Hyderabad. Bharat Biotech of covid-19 vaccine covaccine In a setback to the US, the US food and drug regulator has advised its US partner OcuGen Inc to request the biological license application (BLA) route with additional data to gain approval for use of the Indian vaccine. In a statement on Thursday, OcuGen said it would file a BLA for Covaccine as advised by the FDA. BLA is the FDA’s “Full Approval” mechanism under which drugs and vaccines are approved. In such a situation, it may take some more time for the vaccine to get US approval. OcuGen said, “The company will no longer seek emergency access permission (EUA) for the vaccine.
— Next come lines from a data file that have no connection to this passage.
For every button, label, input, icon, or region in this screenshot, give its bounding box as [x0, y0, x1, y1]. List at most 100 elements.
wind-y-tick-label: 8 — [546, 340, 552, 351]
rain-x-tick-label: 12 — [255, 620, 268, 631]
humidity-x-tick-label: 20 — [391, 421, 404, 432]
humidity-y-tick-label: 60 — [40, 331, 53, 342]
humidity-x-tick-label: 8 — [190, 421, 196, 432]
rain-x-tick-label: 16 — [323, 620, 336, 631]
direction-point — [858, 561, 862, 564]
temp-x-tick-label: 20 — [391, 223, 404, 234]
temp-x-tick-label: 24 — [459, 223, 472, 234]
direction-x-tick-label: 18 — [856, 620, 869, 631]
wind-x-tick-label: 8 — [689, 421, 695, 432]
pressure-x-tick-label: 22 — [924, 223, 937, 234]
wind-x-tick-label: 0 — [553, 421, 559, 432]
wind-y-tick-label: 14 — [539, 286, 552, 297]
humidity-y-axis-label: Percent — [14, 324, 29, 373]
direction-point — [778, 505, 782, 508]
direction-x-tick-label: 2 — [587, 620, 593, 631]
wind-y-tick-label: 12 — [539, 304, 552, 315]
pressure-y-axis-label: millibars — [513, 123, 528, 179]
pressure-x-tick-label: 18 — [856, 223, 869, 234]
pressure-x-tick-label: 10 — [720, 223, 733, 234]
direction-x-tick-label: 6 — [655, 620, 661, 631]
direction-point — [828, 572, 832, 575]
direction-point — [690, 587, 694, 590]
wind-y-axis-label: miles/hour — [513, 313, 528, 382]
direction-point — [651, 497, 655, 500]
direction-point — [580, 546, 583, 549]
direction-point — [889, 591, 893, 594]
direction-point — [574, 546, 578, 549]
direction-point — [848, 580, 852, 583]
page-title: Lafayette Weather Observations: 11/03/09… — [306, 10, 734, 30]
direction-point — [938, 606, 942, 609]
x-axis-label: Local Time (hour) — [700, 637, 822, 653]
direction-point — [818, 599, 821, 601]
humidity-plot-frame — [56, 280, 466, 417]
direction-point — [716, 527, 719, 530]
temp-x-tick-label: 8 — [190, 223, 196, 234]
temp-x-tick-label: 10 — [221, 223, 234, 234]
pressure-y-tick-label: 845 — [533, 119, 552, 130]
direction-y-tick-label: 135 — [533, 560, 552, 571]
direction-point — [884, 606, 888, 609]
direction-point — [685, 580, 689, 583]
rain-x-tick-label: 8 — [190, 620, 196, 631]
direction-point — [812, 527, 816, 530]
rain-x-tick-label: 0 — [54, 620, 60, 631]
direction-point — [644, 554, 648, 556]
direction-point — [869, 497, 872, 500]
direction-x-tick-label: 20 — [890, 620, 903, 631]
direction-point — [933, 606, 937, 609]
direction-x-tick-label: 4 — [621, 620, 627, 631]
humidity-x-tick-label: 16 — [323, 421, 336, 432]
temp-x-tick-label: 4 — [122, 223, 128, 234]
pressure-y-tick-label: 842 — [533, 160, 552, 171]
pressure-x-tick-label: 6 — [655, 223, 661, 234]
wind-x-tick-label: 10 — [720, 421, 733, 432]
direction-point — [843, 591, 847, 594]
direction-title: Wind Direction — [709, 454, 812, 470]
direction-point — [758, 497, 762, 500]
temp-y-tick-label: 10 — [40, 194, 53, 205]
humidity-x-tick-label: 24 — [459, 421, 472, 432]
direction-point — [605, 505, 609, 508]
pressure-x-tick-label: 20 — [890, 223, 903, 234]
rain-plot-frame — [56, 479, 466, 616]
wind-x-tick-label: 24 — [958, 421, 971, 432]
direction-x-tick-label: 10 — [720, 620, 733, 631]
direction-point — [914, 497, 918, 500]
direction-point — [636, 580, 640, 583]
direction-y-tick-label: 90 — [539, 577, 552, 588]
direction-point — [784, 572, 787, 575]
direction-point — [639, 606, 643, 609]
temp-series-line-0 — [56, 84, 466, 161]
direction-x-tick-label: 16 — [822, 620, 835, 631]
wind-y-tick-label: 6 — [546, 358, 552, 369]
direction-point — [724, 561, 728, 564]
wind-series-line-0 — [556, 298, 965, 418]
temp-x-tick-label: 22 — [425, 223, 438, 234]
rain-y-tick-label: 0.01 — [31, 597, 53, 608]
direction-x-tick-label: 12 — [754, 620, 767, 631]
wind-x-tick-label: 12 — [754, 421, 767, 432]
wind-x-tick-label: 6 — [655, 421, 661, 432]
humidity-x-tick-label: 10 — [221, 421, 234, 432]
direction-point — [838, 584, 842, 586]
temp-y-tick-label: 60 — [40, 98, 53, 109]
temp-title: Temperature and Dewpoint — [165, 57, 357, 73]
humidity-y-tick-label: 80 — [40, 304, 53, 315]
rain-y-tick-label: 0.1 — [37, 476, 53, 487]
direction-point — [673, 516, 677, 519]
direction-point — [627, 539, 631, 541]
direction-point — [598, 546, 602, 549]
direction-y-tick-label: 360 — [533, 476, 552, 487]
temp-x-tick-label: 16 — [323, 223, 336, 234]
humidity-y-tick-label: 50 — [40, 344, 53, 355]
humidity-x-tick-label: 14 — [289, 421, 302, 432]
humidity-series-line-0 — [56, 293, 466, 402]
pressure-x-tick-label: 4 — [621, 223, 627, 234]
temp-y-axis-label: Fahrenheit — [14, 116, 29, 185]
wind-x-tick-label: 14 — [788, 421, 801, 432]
The FDA has given a response to the master file to Okuzane. It has been advised that OcuGen should file a BLA request instead of an EUA application for its vaccine. In addition, a request has been made for some additional information and data.” OcuGen said this could delay the launch of Covaccine in the US. OcuGen is in discussions with the FDA to understand the additional information required for the BLA request. The company anticipates that an additional clinical trial data will be needed for the application to be approved. “While we are very close to finalizing our EUA application, the FDA has advised us to make the request through the BLA,” said Shankar Musunuri, CEO and Co-Founder of OcuGen. It will take longer, but we are committed to bringing the vaccine to the US.
Disclaimer:Prabhasakshi has not edited this news. This news has been published from PTI-language feed.